The birds begin their northward journey in February each year, hundreds of thousands of them, up the coast of Argentina, over Brazil, with periodic stops to feed. From the northern coasts of South America, they take to the air for a nonstop week of soaring above the Atlantic that brings them around mid-May to touch ground on the marshy shore of Delaware Bay at the very time horseshoe crabs are laying their eggs by the millions. When you consider that during their sojourn in Delaware each red knot might consume 135,000 horseshoe crab eggs, you know they need that stop and time it perfectly. Plumped up for the remainder of their marathon across the vast Canadian terrain, they make their final stop north of Hudson Bay. There, in ideal northern summer conditions, they mate and breed, each female laying four speckled eggs, which she and her mate take turns incubating.

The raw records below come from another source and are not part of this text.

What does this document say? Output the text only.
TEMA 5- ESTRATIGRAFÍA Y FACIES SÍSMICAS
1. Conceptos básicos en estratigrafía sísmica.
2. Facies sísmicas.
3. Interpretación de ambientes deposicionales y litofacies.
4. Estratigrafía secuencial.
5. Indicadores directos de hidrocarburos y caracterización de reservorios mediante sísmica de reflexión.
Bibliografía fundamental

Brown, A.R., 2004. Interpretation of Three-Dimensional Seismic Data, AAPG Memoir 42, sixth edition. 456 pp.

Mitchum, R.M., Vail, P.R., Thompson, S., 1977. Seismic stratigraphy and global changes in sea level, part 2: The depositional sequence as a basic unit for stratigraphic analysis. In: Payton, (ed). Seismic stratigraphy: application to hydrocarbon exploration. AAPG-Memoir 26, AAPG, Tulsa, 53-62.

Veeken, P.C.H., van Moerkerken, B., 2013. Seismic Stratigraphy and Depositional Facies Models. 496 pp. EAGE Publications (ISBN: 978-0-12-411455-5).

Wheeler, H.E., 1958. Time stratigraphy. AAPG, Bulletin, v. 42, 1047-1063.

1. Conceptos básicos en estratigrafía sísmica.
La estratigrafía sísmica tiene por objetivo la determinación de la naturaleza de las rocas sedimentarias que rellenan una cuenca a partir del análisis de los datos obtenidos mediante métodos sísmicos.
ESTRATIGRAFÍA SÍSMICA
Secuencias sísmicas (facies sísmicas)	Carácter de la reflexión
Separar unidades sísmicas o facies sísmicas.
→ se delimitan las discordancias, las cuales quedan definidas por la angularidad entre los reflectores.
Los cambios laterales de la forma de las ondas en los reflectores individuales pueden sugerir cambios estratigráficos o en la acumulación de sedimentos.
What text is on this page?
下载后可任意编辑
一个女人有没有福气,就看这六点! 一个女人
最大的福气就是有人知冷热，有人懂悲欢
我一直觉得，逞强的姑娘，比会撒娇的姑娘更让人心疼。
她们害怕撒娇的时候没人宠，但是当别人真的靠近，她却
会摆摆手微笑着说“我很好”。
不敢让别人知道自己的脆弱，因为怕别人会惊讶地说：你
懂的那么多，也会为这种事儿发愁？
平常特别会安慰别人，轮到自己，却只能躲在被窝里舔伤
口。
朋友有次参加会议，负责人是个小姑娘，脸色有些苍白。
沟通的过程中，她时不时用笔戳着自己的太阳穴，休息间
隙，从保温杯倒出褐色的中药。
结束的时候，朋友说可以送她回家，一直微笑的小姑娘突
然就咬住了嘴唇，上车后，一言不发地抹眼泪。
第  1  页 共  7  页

Baby red knots build up their bodies soon with the feathers growing fairly rapidly. There is an incredibly scripted schedule for everything in the process. By mid-July, the females leave the males and their offspring, and start heading south again. The males leave almost exactly one week later. The little ones fend for themselves and then, in late August, they commence their nine-thousand-mile journey to Tierra del Fuego. They begin that flight, their first of such magnitude, without parental companionship. Somehow, with a precise “destination” in mind, as if equipped by flawless radar and instruction, they make their way from northern Canada along the eastern American coast and across the Atlantic to Guyana, Surinam, knowing precisely where to make their sojourns for food. And then, in what appears like a date and timed appointment, “coming in on a beam,” they rejoin the family at Tierra del Fuego for the southern summer.
Here, on the balmy beaches of Tierra del Fuego at the southern tip of South America they feast, fattening themselves. A long molt and ideal temperatures combine to replace their beaten-up feathers so that they are ready for the long journey back north. What it takes a whole crew of highly skilled men and women at a pit stop in the Indianapolis 500 or a coterie of mechanics and ground staff to get a plane ready for its return flight, the red knot does by its own wit and understanding of natural resources.”
If what I have been reading is right, then the learned behaviors of the past generations have been passed on through DNA to the next generation. (instinct). And if this is the fact then past experiences, hurts, victories, ideas, etc could all be stored in our DNA and past down to the next generations. A friend made a profound analogy about this when I was talking to him over dinner a week or so ago. He said (and I am paraphrasing) that, this would explain why an adopted child would feel so distant from their adopted parents, opposed to a biological child. Because the bio child already has a mental/emotional connection to the parent. Part of his or her DNA already understands responses, moods, ideas, etc. So an adopted child wouldn’t have that connection and would feel like a total stranger, especially in contrast, when there is a bio child in the family too.
I am sharing this with you, for 2 reasons. One: If you have any of the struggles I do, I hope you can look further into some of these ideas and maybe answer some questions, maybe find some peace in realizing that events in your life haven’t been in reality the way they appeared at the time. That maybe you were looking at things incorrectly and with the ability to see things clearly and truthfully, you can find some comfort.